In early June, a lawyer and an accountant who represent businesses challenging taxes collected by state Comptroller Carole Keeton Strayhorn’s office met with a legal adviser to Strayhorn. By month’s end, the visitors and their colleagues had given more than $400,000 to Strayhorn’s gubernatorial campaign – 13 percent of the $3 million she raised from January through June.
Strayhorn’s office said Monday that there was nothing inappropriate about the confab initiated by an Austin lawyer and a Dallas tax consultant. Aides said talk focused on drafting plans for rules implementing the business tax created by lawmakers in a spring special session.
“It was kind of an innocuous meeting,” said Tim Mashburn, the agency’s general counsel, who hosted the visitors. “I have an open-door policy. Anyone who calls and comes by is going to get to talk to me.”
Mashburn said there was no mention of campaign donations. “Absolutely not.”
He was echoed by Jesse Ancira, associate deputy comptroller, who said he reminds agency directors at weekly meetings about the wall between politics and government. “I would hope that (mention) would never occur,” Ancira said.
Democrat Chris Bell’s campaign, which learned of the meeting through documents it received after an open records request, disagreed, saying the meeting and donations raise questions about possible political abuses of the office responsible for collecting state taxes and determining refunds.
Last September, the State Auditor’s Office reported that more than 750 taxpayers received $461 million in tax credits and refunds from the comptroller’s office less than a year after they or their representatives donated to Strayhorn’s campaign.
Auditors said they were not implying wrongdoing by anyone, though they recommended that lawmakers prohibit contributions to the comptroller or comptroller candidates from a person or group, such as a law practice or an accounting firm, that represents taxpayers before the office.
Bell spokesman Jason Stanford said Monday: “Just because it’s legal doesn’t mean it’s right. You shouldn’t take money from people you regulate. It’s unethical.”
This is a continuation of an old story, but a little reminder never hurts. It may well be that meeting in question was innocuous, and it may well be that every one of those tax credits and refunds were wholly legit. It’s also the case that any reasonable person looking at the plain facts will naturally be suspicious of the whole thing. The State Auditor’s recommendation here may be a bit broad, but it’s better than the status quo.

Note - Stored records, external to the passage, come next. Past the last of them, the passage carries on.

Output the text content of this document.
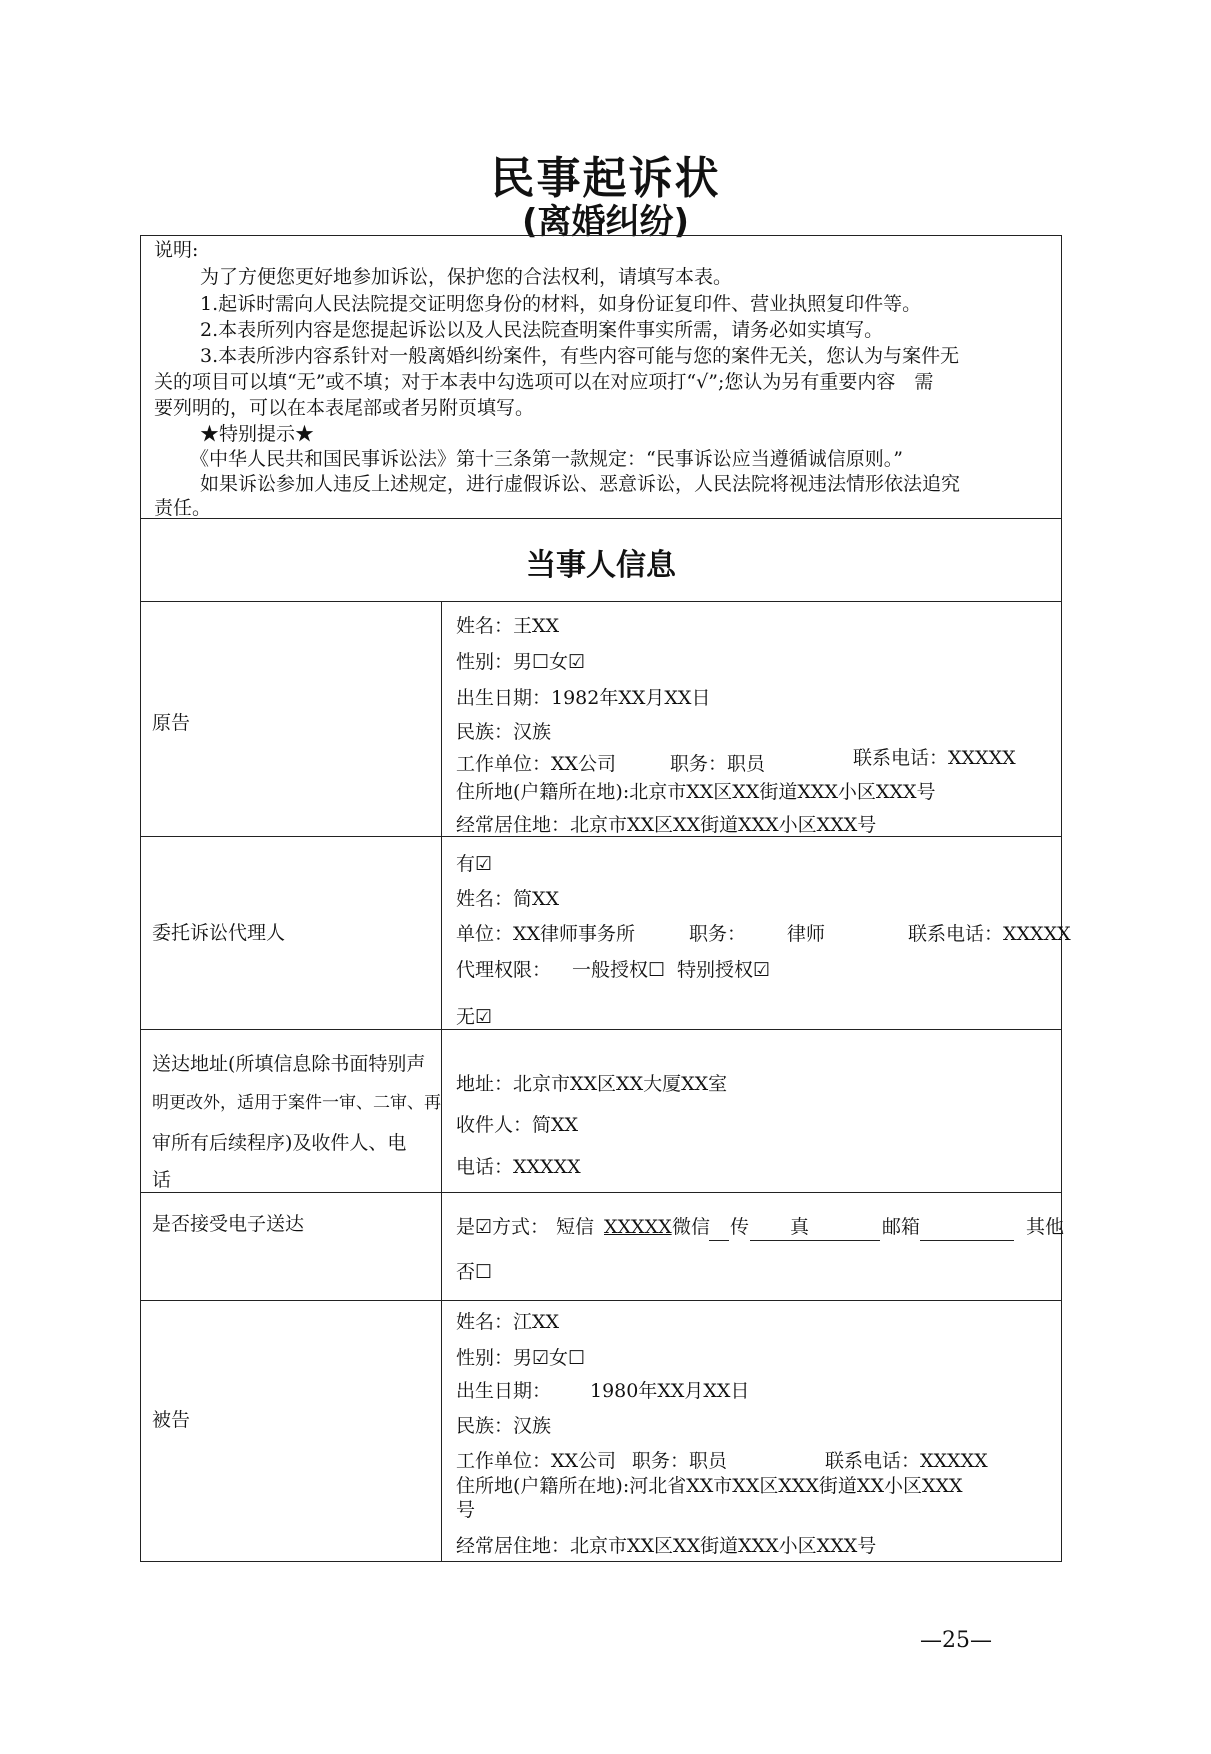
民事起诉状
(离婚纠纷)
说明:
为了方便您更好地参加诉讼，保护您的合法权利，请填写本表。
1.起诉时需向人民法院提交证明您身份的材料，如身份证复印件、营业执照复印件等。
2.本表所列内容是您提起诉讼以及人民法院查明案件事实所需，请务必如实填写。
3.本表所涉内容系针对一般离婚纠纷案件，有些内容可能与您的案件无关，您认为与案件无
关的项目可以填“无”或不填；对于本表中勾选项可以在对应项打“√”;您认为另有重要内容　需
要列明的，可以在本表尾部或者另附页填写。
★特别提示★
《中华人民共和国民事诉讼法》第十三条第一款规定：“民事诉讼应当遵循诚信原则。”
如果诉讼参加人违反上述规定，进行虚假诉讼、恶意诉讼，人民法院将视违法情形依法追究
责任。
当事人信息
原告
姓名：王XX
性别：男☐女☑
出生日期：1982年XX月XX日
民族：汉族
工作单位：XX公司	职务：职员	联系电话：XXXXX
住所地(户籍所在地):北京市XX区XX街道XXX小区XXX号
经常居住地：北京市XX区XX街道XXX小区XXX号
委托诉讼代理人
有☑
姓名：简XX
单位：XX律师事务所	职务： 律师	联系电话：XXXXX
代理权限： 一般授权☐ 特别授权☑
无☑
送达地址(所填信息除书面特别声
明更改外，适用于案件一审、二审、再
审所有后续程序)及收件人、电
话
地址：北京市XX区XX大厦XX室
收件人：简XX
电话：XXXXX
是否接受电子送达	是☑方式： 短信 XXXXX 微信 传 真	邮箱	其他
否☐
被告
姓名：江XX
性别：男☑女☐
出生日期： 1980年XX月XX日
民族：汉族
工作单位：XX公司 职务：职员	联系电话：XXXXX
住所地(户籍所在地):河北省XX市XX区XXX街道XX小区XXX
号
经常居住地：北京市XX区XX街道XXX小区XXX号
—25—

Strayhorn had been named as a defendant by Edd Hendee, executive director of Citizens Lowering Our Unfair Texas, which filed the lawsuit in June. But in a court filing last week, Strayhorn said she wanted to be aligned with CLOUT.

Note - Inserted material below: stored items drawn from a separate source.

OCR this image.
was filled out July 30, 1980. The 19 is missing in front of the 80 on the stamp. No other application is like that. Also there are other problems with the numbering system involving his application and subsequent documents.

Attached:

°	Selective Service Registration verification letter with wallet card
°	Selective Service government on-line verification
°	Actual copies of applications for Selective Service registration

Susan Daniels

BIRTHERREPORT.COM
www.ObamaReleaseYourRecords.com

She said she “welcomes and urges” a review of the issues presented in the lawsuit, which is pending in state district court in Travis County.
Hendee is asking the court to enforce a provision in the Texas Constitution that limits the state budget from growing more than the state’s economy.

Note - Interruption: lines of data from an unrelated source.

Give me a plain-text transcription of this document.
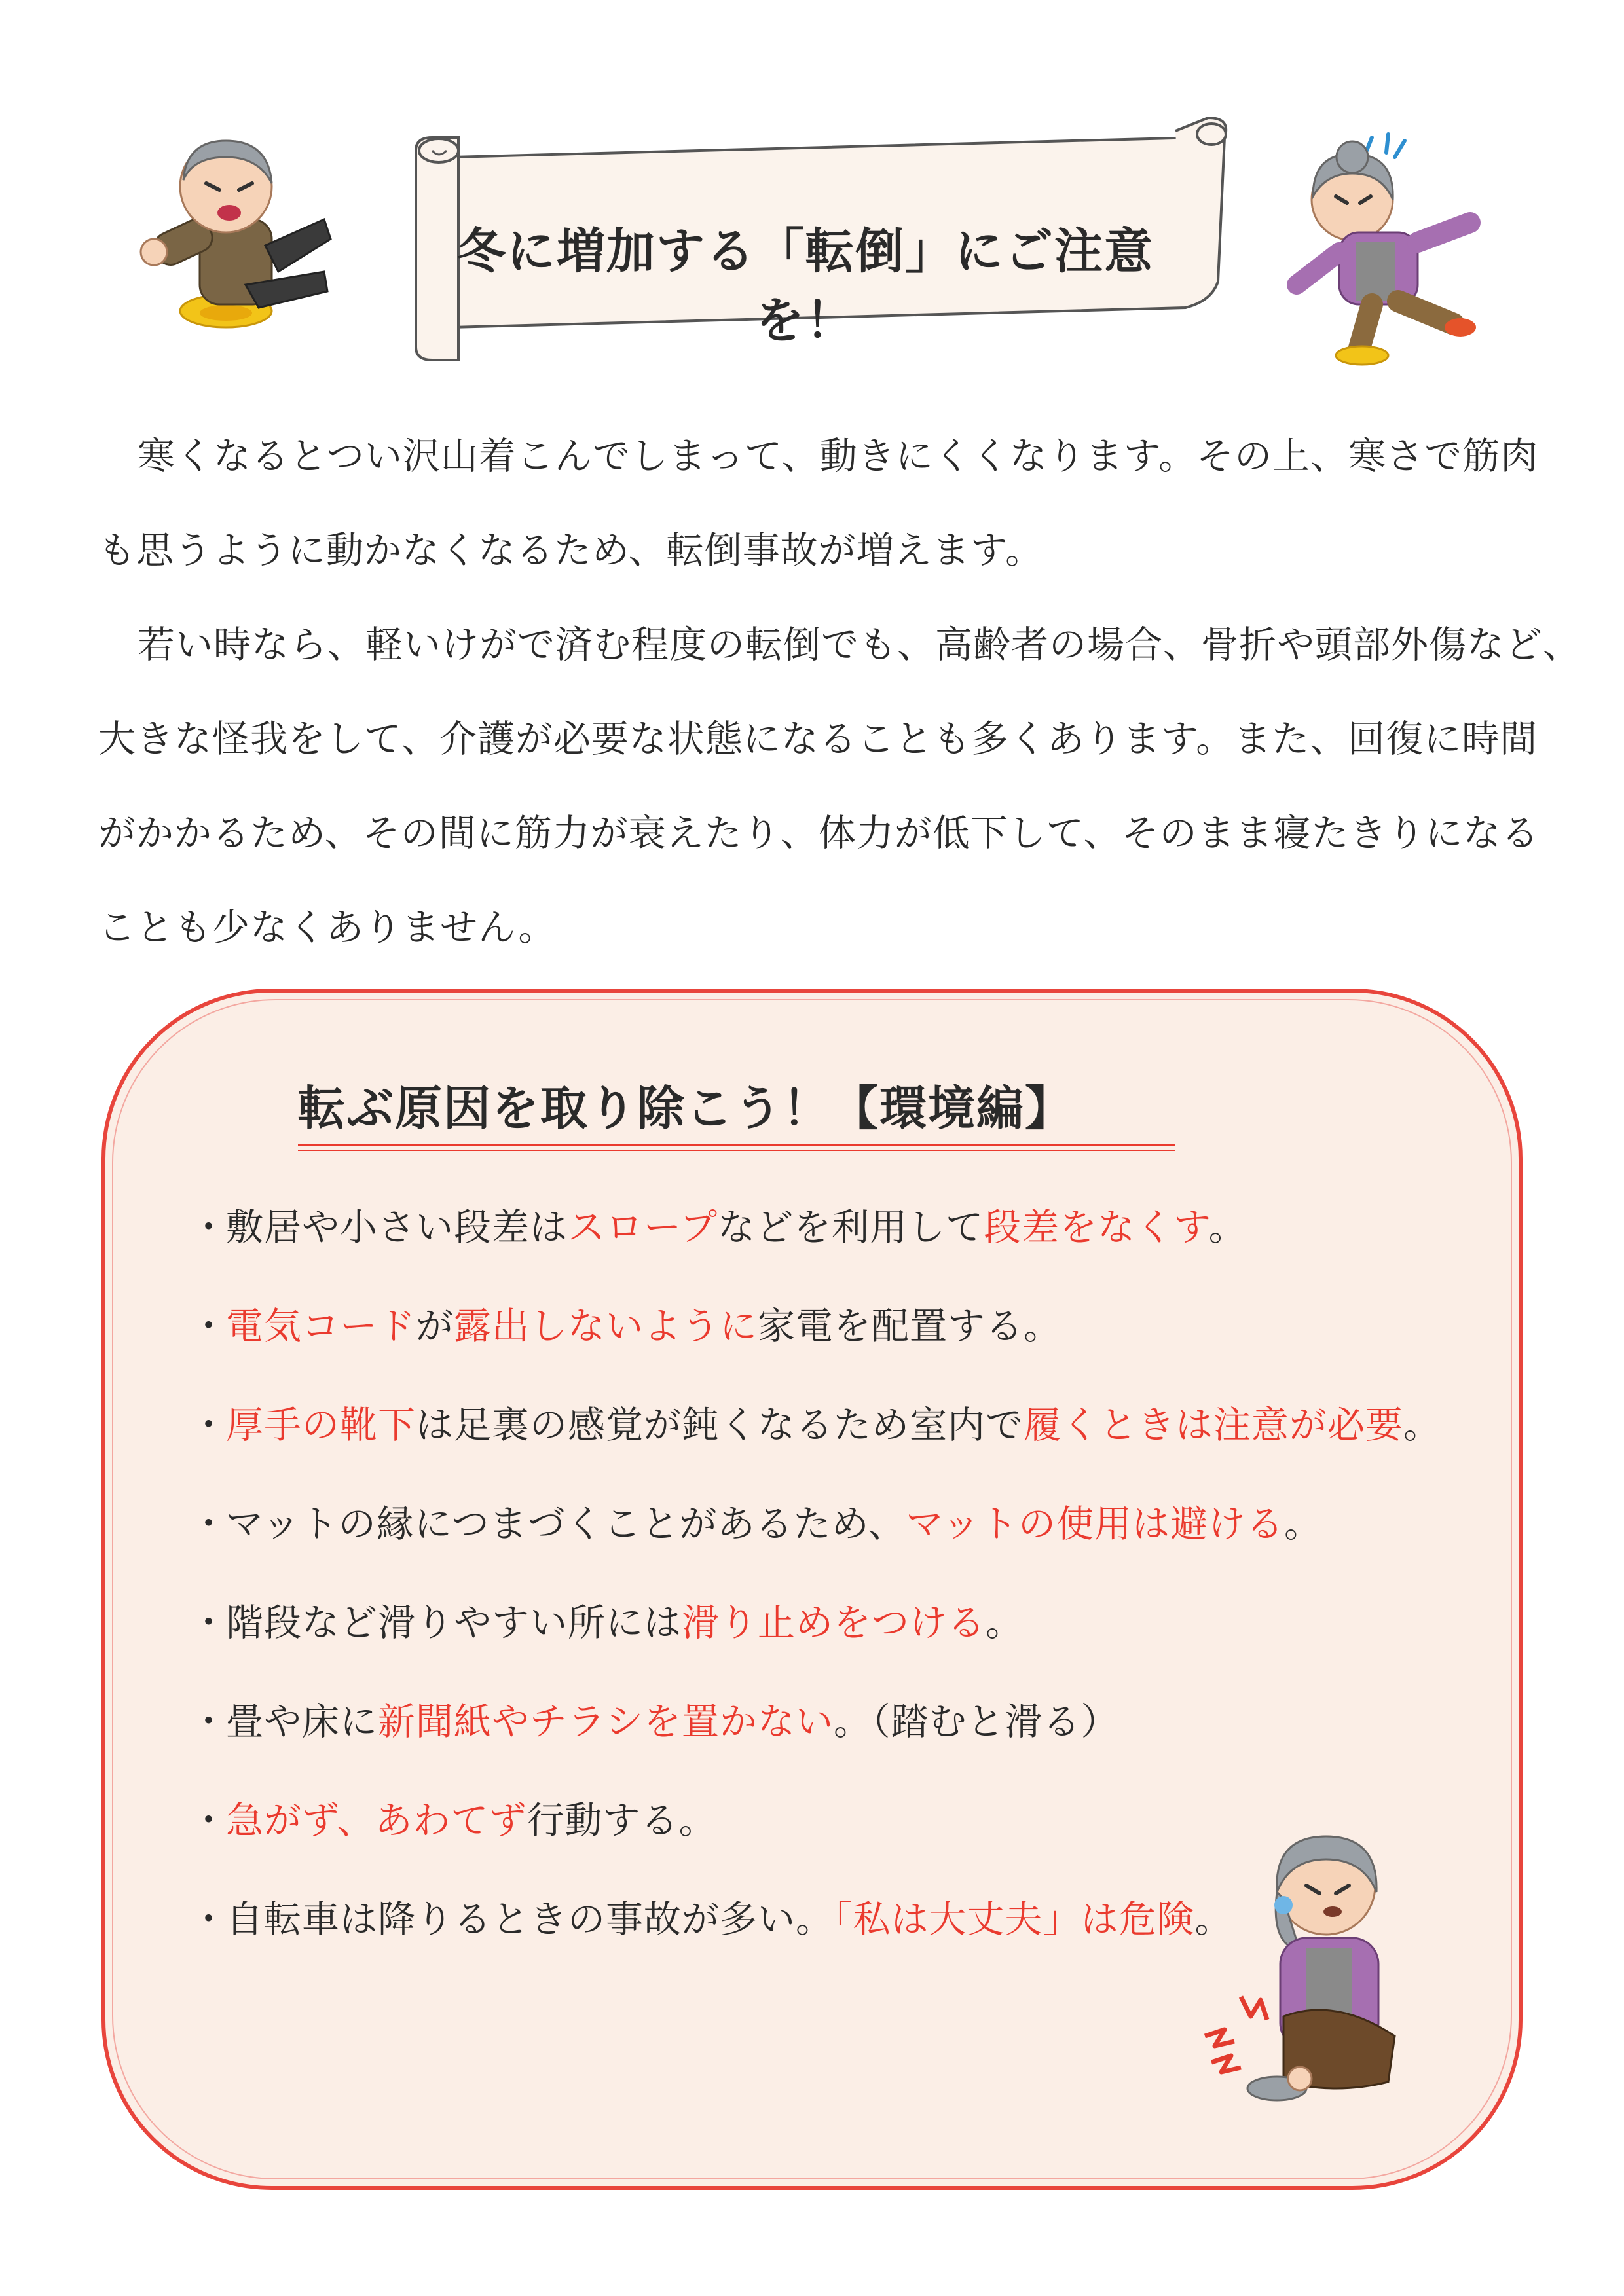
冬に増加する「転倒」にご注意を！

寒くなるとつい沢山着こんでしまって、動きにくくなります。その上、寒さで筋肉

も思うように動かなくなるため、転倒事故が増えます。

若い時なら、軽いけがで済む程度の転倒でも、高齢者の場合、骨折や頭部外傷など、

大きな怪我をして、介護が必要な状態になることも多くあります。また、回復に時間

がかかるため、その間に筋力が衰えたり、体力が低下して、そのまま寝たきりになる

ことも少なくありません。

転ぶ原因を取り除こう！【環境編】
・敷居や小さい段差はスロープなどを利用して段差をなくす。
・電気コードが露出しないように家電を配置する。
・厚手の靴下は足裏の感覚が鈍くなるため室内で履くときは注意が必要。
・マットの縁につまづくことがあるため、マットの使用は避ける。
・階段など滑りやすい所には滑り止めをつける。
・畳や床に新聞紙やチラシを置かない。（踏むと滑る）
・急がず、あわてず行動する。
・自転車は降りるときの事故が多い。「私は大丈夫」は危険。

Hendee said he is “heartened” by Strayhorn’s response and said he wished the other officials would join her lead.
“I question why a private citizen should have to go to court to see that the constitution is followed,” he said.
They’re having a hoot with this one over at Lone Star Times. I’m perfectly happy for Strayhorn to make her pitch to the disgruntled conservative faction (though judging by the comments there, she’s got a ways to go to convince some of them she really means what she’s saying). Hell, I wish she’d do more of it – maybe we’ll finally get some tangible evidence that Rick Perry’s base is actually going to retailiate against him for the school finance bills. (One wonders what Dan Patrick will say to these folks – will he give them the Kinky treatment?) I’m just going to say that any politician who tries to make nice with Edd “Tom DeLay’s BFF” Hendee is someone all Democrats should be very wary of.
Anyway. LST has all the lawsuit info – the original filing, the state’s response, and Strayhorn’s response (all PDFs). I tried to find the state’s brief, but no one at the Attorney General’s office had a clue where I could find it – the closest I got to an answer was a suggestion to check the court’s website. Of course, they couldn’t tell me what court to look for. Way to keep the public informed, Greg Abbott!